On Friday, October 25, a new restaurant will open on Philadelphia’s most artistic mile. The Benjamin Franklin Parkway boasts many cultural institutions along its broad boulevard, and soon, it will add The Hadley to its list of places to visit.
Opening in the East Tower at Park Towne Place Museum District Residences, The Hadley will honor midcentury sensibilities while paying homage to 1959, the year Park Towne Place was completed. The community was designed by Milton Schwartz and constructed between 1957 and 1959. In 2011, the property was added to the National Register of Historic Places and in 2014, Aimco made a multimillion dollar investment for its redevelopment and restoration. Park Towne Place now features a 20,000 square foot retail center and swim club, permanent and rotating art exhibits, a dedicated art studio, and more.
“In designing The Hadley, we knew we were aiming to create a unique offering in an exciting setting,” says Kelly Nagel, Regional Vice President of Redevelopment for Aimco. “The restaurant is an extension of our residents’ living rooms, the Parkway and a worthy neighbor to some of the country’s most prestigious cultural institutions.”
Operated by New York restaurateur Joseph Smith of Bobby Van’s fame, The Hadley menu features innovative shared plates and comfort foods presented with well-crafted cocktails, including sea and land fare, pastas, and vegan options. The restaurant, which seats around 80, will open for dinner only for the first few weeks before extending to lunch and brunch service.
Beyond its midcentury modern bar and lounge, the restaurant will open a large patio in the spring that offers both casual seating and formal dining on raised patios around a custom fireplace.

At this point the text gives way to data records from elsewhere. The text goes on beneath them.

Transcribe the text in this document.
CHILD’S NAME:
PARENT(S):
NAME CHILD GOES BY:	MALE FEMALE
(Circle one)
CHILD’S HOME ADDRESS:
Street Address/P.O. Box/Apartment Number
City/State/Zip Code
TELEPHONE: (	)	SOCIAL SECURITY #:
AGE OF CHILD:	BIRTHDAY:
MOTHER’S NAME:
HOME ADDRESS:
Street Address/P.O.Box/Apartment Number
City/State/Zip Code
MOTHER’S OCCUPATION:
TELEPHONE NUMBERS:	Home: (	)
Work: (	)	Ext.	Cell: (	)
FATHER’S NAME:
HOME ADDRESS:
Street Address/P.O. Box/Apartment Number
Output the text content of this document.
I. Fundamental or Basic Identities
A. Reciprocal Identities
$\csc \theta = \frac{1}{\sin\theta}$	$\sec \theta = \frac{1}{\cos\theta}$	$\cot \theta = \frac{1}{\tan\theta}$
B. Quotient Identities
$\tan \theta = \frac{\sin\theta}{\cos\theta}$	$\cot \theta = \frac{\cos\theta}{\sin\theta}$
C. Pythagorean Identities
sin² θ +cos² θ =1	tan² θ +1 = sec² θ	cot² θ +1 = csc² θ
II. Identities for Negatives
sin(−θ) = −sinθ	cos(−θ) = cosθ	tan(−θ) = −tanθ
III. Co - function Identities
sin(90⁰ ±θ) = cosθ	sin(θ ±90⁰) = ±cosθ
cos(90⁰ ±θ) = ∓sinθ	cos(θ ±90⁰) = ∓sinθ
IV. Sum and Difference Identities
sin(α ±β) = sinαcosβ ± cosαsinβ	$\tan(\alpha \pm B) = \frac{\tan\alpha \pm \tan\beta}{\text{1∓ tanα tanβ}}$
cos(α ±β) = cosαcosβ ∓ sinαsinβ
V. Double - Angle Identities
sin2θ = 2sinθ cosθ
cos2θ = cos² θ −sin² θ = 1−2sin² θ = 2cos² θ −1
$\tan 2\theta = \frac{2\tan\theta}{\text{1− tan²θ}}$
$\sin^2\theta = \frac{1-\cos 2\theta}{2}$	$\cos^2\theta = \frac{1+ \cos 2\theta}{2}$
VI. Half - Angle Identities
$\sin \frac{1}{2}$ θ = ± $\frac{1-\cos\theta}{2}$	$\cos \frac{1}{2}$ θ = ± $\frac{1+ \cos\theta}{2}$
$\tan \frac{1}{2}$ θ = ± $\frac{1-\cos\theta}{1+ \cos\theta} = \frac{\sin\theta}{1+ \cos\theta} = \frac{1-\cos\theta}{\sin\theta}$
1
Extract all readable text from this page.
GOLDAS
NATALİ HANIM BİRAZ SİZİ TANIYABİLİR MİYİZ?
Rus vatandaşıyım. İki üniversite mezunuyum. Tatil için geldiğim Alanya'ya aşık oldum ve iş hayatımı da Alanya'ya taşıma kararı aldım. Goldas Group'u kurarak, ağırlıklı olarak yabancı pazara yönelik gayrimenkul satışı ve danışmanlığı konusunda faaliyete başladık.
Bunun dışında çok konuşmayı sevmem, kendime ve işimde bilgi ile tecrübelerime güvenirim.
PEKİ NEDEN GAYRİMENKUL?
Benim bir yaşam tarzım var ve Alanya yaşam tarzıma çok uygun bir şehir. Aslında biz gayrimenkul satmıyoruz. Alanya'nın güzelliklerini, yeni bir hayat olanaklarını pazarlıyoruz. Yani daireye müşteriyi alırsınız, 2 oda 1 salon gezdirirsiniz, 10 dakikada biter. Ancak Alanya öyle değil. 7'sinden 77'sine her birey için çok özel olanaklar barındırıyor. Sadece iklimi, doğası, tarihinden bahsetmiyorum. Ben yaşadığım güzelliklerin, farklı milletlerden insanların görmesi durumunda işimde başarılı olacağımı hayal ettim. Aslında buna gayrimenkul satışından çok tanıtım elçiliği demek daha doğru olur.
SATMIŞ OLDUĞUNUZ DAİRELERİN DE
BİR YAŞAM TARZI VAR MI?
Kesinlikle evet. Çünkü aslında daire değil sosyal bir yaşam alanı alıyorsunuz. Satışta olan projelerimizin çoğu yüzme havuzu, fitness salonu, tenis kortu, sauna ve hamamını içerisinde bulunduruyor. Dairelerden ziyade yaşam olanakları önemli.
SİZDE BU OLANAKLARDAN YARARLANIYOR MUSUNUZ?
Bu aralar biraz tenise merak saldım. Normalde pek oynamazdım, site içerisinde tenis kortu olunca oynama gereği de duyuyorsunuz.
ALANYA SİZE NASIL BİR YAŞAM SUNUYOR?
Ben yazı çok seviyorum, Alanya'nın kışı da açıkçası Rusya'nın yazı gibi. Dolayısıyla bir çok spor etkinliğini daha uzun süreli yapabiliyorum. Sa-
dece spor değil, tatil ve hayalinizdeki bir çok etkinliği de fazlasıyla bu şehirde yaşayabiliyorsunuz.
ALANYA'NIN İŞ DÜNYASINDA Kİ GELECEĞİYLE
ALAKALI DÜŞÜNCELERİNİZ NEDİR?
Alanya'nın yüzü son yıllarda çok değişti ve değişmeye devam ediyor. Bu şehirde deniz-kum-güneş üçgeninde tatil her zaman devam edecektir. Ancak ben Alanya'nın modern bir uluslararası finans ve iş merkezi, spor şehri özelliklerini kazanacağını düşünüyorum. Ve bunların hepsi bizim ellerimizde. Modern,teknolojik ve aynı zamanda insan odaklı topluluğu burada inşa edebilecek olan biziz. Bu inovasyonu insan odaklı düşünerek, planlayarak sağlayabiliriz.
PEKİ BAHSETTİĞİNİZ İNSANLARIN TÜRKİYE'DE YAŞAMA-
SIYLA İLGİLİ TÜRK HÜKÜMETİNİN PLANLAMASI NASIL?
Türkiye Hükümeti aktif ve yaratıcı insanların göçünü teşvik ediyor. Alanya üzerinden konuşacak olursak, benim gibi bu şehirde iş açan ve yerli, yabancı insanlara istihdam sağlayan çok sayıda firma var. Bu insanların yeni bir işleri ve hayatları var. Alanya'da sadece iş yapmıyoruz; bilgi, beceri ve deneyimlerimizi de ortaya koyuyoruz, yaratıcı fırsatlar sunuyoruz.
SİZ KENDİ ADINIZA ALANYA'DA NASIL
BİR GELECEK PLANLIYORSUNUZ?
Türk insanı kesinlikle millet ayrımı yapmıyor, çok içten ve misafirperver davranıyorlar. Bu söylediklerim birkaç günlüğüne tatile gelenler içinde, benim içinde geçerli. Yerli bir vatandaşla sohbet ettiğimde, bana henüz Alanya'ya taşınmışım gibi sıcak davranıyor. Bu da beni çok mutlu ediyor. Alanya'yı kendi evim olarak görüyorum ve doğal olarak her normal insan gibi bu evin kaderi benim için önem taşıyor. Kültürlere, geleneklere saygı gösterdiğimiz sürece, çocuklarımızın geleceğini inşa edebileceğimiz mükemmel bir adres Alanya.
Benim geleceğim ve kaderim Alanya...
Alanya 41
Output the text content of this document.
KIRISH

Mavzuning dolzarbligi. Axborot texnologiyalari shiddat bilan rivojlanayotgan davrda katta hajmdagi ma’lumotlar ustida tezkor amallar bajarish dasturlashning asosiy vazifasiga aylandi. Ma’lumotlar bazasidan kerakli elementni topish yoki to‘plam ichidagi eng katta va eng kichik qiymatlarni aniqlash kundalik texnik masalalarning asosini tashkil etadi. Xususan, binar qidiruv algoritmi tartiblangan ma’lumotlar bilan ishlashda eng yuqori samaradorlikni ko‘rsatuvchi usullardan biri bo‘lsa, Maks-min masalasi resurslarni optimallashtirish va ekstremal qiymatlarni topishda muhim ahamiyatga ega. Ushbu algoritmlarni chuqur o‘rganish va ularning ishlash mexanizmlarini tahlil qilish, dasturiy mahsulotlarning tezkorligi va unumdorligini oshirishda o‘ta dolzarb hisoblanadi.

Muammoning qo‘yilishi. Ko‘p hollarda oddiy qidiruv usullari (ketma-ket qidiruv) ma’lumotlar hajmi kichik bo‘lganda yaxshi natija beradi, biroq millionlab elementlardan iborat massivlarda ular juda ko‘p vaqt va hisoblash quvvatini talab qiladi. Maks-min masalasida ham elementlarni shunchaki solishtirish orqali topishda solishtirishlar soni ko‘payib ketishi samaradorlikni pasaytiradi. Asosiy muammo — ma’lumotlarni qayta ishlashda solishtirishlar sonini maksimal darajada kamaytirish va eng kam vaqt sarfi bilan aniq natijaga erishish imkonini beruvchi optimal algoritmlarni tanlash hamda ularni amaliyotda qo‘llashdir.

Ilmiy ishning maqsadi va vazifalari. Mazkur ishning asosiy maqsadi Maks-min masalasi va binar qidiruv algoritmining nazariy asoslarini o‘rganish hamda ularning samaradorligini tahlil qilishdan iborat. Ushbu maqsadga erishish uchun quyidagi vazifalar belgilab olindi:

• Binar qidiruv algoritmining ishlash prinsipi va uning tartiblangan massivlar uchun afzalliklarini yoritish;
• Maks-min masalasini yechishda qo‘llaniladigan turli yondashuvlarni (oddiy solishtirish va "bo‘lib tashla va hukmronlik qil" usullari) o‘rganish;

The space offers a variety of dining options, from a casual lounge for cocktails and small plates to a more formal dining area as well as a chef's table view of the kitchen for an intimate dinner for two.
“The Hadley was developed with residents in mind and we hope to become a favorite for our neighbors, businesses and institutions along the Parkway,” says operator and restaurateur Joseph Smith. “We are eager to open and excited to invite the community in for this culinary experience.”
1959 was a pivotal year in the evolution of American culture: we celebrated our growing economy over evening cocktails; we discovered a comfortable elegance in our furniture, art, and style that thanks to democratized design, made its way into our homes. The Hadley is a tribute to this era of invention and the spirit of optimism of the 50s and 60s.